El actor francés Michel Piccoli, considerado uno de los grandes nombres del cine de su país, falleció el pasado 12 de mayo a los 94 años tras un accidente cerebral, según confirmó su familia a medios locales. El mítico intérprete deja inolvidables papeles en clásicos del cine como “Le mépris”, de Jean-Luc Godard, “Belle de jour”, de Luis Buñuel, o “La grande bouffe”, de Marco Ferreri. También productor, director y guionista, deja tras de si un rastro de 200 producciones en más de 70 años de carrera, además de trabajos en la televisión y el teatro, y multitud de premios, entre ellos el de mejor intérprete masculino en el Festival de Cannes de 1980 gracias a “Salto nel vuoto”, de Marco Bellocchio.

Compañero de viaje de Luis Buñuel, Michel Piccoli, el artista contribuyó a escribir con letras mayúsculas una página del cine francés.
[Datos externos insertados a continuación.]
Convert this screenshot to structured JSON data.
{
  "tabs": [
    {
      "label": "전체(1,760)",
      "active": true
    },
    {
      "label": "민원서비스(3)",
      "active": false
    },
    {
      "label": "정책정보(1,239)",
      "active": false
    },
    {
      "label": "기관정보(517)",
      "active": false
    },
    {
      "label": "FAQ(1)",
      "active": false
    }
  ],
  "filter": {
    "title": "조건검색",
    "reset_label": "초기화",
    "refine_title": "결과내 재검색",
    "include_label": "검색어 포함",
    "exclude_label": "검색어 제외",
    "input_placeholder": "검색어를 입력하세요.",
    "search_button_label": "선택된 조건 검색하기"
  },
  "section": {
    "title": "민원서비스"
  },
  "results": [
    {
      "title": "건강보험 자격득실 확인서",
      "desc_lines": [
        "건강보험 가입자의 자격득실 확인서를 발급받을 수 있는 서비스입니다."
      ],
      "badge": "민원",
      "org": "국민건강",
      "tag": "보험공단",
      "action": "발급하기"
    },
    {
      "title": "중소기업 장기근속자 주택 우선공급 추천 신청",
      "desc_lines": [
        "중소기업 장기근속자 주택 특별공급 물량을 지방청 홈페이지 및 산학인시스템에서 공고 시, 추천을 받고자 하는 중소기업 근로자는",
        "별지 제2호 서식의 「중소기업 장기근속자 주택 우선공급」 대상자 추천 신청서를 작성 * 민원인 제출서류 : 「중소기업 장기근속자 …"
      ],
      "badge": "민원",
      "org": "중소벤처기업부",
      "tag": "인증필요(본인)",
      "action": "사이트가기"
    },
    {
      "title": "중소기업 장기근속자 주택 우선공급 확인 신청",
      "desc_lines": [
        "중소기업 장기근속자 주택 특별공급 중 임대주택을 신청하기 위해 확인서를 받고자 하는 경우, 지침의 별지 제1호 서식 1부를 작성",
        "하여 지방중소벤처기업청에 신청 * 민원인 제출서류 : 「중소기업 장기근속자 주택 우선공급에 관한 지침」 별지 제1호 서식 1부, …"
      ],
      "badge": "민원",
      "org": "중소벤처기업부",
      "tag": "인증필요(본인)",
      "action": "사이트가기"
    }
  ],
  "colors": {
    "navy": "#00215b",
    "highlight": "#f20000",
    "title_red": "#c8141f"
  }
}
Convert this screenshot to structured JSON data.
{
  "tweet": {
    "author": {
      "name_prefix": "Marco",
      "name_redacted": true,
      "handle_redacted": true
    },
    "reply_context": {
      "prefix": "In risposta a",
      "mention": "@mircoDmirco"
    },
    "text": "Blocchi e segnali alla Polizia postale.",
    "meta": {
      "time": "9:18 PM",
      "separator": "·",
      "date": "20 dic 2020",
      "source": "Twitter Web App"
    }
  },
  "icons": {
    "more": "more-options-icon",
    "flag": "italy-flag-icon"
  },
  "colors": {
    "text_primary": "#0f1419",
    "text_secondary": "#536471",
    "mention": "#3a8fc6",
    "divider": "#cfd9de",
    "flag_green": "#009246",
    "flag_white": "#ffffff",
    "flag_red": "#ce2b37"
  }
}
Con su físico de seductor, cejas pobladas y voz atronadora, el actor afirmaba “disfrutar interpretando la extravagancia y los delirios más agitados”. Renoir, Resnais, Demy, Melville, Buñuel, Godard, Vardà y Hitchcock: Piccoli filmó con todos ellos, sin olvidar de trabajar con los jóvenes directores antes de lanzarse él mismo en la dirección, con 70 años.

“Me da lo mismo hacer cosas no comerciales, peligrosas”, declaró en una ocasión a la revista especializada Cahiers du Cinéma. “Prefiero los prototipos a las series”.”El desprecio”, de Jean-Luc Godard (1963), con Brigitte Bardot, lo reveló al gran público. En esta crónica del desamor, interpreta a un guionista, con un sombrero ajustado sobre la cabeza, “para ser como Dean Martin”. Filmó en más de 150 películas, encarnando hasta un papa melancólico que sueña con volverse anónimo en las calles de Roma, en “Habemus papam”, de Nanni Moretti (2011). Fue uno de sus últimos grandes papeles.